School Board President Deanna Wright defended the budgeting decision, saying the state should have provided more guidance earlier in the process. There should have been a constant flow of communication, she said, not just a warning a month before the denial.
“I think it’s appropriate for the largest school district in the state to probably assume that we’re going to get a proportion of that money,” she said.
Special-education funding is, arguably, the most contentious money tug-of-war in education simply because of the high costs. Although Clark County receives the lion’s share of special-education funding from the state, the district still pulled roughly $350 million out of its general fund in fiscal year 2017 to cover costs.

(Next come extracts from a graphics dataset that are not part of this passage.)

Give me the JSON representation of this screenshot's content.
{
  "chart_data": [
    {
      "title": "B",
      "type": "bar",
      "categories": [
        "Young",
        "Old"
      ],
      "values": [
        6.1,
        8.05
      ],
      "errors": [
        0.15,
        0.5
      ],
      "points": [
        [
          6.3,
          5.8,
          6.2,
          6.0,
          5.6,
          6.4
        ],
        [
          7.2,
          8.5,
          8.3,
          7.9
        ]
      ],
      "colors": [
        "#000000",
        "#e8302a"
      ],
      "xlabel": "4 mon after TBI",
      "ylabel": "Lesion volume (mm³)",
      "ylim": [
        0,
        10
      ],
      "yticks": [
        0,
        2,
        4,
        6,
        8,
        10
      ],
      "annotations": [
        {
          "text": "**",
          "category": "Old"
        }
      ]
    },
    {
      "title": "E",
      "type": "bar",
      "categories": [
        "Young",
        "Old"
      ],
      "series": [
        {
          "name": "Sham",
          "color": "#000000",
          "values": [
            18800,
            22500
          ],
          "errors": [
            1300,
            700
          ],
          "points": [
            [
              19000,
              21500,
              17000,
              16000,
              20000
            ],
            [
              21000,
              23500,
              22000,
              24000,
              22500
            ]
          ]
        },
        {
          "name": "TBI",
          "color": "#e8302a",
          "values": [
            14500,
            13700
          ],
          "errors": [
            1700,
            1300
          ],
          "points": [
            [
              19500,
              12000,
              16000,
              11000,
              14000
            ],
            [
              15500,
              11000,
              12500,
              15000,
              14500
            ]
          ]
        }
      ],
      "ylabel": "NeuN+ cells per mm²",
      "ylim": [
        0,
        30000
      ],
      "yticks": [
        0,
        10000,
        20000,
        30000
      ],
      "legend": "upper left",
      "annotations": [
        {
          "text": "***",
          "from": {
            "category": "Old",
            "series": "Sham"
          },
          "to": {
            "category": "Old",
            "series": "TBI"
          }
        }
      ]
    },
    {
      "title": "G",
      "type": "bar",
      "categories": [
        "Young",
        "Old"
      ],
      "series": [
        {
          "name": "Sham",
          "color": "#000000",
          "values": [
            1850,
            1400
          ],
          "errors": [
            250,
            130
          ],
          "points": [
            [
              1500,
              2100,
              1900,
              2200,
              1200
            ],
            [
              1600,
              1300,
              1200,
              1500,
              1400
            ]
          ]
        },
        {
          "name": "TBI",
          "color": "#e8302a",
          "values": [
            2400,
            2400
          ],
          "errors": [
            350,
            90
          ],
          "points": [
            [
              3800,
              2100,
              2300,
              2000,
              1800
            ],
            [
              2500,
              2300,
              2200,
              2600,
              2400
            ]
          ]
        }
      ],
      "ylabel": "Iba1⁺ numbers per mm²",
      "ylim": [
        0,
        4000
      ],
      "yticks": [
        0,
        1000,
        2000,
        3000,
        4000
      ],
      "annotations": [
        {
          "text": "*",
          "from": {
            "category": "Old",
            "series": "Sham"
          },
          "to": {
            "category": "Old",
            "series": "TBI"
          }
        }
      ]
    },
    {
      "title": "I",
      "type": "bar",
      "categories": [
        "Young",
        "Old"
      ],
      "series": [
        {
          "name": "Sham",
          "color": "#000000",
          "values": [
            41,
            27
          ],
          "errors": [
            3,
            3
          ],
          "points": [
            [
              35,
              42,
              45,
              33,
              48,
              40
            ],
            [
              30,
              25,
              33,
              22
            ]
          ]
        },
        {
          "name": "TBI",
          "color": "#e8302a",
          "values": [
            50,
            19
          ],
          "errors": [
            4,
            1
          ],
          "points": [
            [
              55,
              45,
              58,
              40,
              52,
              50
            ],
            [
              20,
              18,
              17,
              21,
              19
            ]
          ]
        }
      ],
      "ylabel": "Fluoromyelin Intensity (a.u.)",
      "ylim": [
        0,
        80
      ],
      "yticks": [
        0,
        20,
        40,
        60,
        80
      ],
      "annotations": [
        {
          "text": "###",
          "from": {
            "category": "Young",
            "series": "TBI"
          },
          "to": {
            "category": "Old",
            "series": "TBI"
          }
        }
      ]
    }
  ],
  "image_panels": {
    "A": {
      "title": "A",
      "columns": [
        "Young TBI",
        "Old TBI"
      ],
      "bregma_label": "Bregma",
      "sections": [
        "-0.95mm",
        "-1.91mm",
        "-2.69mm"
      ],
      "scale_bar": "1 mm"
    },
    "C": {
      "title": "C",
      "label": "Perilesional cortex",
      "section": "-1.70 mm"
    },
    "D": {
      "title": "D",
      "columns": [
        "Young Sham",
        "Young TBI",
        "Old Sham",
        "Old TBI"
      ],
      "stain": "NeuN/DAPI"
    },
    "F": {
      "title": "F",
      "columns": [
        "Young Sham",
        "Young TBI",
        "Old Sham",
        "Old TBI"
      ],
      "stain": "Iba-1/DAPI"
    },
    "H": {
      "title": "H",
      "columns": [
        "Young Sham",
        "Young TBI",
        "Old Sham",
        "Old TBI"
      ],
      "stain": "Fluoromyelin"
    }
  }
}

For policy analysts pushing education funding reform, the existence of a contingency account for special education highlights why the state needs to revamp how it funds public schools.
“To me, this is just another demonstration of an irrational school-finance system,” said Sylvia Lazos, policy director of Educate Nevada Now. “It’s not based on kids’ needs. You’re working backwards on sums that are determined politically.”
Even so, work is underway to minimize confusion this year.
Jensen said he’s tweaking the application language to make it more clear what “extraordinary” special-education costs would be eligible for reimbursement.
“If there was misunderstanding based on the application itself, then I certainly own that,” he said. “But I was pretty transparent with the districts all along the way.”